Cushing’s Disease – Causes and Consequences

Cushing’s Disease (Pituitary Pars Intermediate Dysfunction; PPID) is an endocrine hormonal imbalance caused dysfunction of the pituitary gland.  The dysfunction overproduces several hormones that are responsible for critical functions throughout the body.  One of which is ACTH.  ACTH in turn stimulates the adrenal glands to produce cortisol, a hormone that is released when the body is stressed.  Cortisol conserves energy by inhibiting glucose uptake and temporarily suppressing the immune system.  It is important in survival, but at constantly high levels Cortisol has devastating consequences on the health of the horse.

Cushing’s affects primarily older horses.  There is no apparent breed or sex predilection for the disease.  There are numerous symptoms associated with Cushing’s, the most obvious of which is hirsutism, or abnormal hair growth.  Affected horses will become shaggy as a result of hormonal imbalance.  Other notable symptoms include:

  • Increased thirst and urination
  • Increased appetite
  • Chronic laminitis
  • Sweating
  • Lethargy
  • Redistribution of weight (muscle wasting, abdominal fat deposit)
  • Other fat pad formations on the crest of the neck and tail head
  • Immune suppression causing increased susceptibility to infection, disease, and parasitism
  • Decreased regulation of body temperature due to variation in ambient environment (standing out in the sun on hot days, in the shade are very cold days)
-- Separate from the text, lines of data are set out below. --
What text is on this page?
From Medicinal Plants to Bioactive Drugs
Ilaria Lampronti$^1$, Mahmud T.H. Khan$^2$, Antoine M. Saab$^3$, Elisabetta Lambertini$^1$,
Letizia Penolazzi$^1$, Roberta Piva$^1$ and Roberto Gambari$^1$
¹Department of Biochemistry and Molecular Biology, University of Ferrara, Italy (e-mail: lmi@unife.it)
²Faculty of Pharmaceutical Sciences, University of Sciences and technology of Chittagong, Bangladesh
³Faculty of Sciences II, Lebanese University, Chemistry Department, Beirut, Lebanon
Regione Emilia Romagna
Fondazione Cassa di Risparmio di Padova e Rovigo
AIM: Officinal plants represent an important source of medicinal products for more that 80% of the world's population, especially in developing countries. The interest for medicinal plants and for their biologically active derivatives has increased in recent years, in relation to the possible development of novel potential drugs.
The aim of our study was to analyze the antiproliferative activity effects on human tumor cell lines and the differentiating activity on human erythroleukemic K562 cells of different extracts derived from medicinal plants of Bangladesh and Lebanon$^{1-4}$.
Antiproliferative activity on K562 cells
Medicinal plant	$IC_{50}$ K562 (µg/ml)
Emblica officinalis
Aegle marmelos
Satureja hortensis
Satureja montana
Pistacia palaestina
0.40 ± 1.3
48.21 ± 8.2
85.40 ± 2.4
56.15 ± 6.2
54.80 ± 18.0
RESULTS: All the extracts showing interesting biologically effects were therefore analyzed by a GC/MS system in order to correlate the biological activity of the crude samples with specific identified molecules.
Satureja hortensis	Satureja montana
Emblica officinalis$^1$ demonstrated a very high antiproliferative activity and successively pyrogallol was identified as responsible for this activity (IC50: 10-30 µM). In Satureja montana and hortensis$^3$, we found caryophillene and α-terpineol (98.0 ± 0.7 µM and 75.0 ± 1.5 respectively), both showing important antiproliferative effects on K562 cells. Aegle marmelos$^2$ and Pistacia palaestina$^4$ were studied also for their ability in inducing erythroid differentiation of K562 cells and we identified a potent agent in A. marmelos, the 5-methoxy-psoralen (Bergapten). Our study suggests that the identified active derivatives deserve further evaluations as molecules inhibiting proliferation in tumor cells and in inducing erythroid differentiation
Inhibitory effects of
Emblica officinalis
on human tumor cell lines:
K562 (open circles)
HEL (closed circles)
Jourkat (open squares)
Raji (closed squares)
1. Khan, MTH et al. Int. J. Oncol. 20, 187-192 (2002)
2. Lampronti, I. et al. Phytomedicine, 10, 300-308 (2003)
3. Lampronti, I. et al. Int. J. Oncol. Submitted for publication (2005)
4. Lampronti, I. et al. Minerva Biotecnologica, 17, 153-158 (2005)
Cushing’s develops over a period of time, so these symptoms may be overlooked as they gradually increase in intensity.  Before and after “snapshots” of the animal show obvious changes, but it may be difficult for an owner to become aware of the disease until symptoms are pronounced and the horse is obviously ailing.

Horses showing signs of Cushing’s Disease should be examined by a veterinarian who will perform a complete physical examination, take a detailed history of symptoms, and collect samples for laboratory analysis.  There is unfortunately no one definitive test for the disease.  Biopsy of the pituitary is impractical and dangerous because of its location at the base of the brain.  A combination of blood and urine tests are run instead, sometimes repeatedly to help confirm the disease.  Not all are necessarily performed, but the tests may include:

  • ACTH level
  • Low-dose dexamethasone suppression test
  • thyrotropin releasing hormone
  • Insulin
  • Blood glucose
  • ACTH stimulation test
  • Urine cortisol:creatinine ratio
  • Domperidone response test

It is not recommended to treat horses based upon a presumptive diagnosis alone.  There is no approved (labeled) treatment for Cushing’s Disease, but an off-label use of pergolide mesylate can help reduce circulating ACTH levels and control some symptoms.  ACTH levels may be checked until a proper dosage is found.  Over-dosage causes anorexia and depression, and this drug must be administered with great care.  Because of the instability of Pergolide, environmental storage should be of a concern and discussed with the veterinarian.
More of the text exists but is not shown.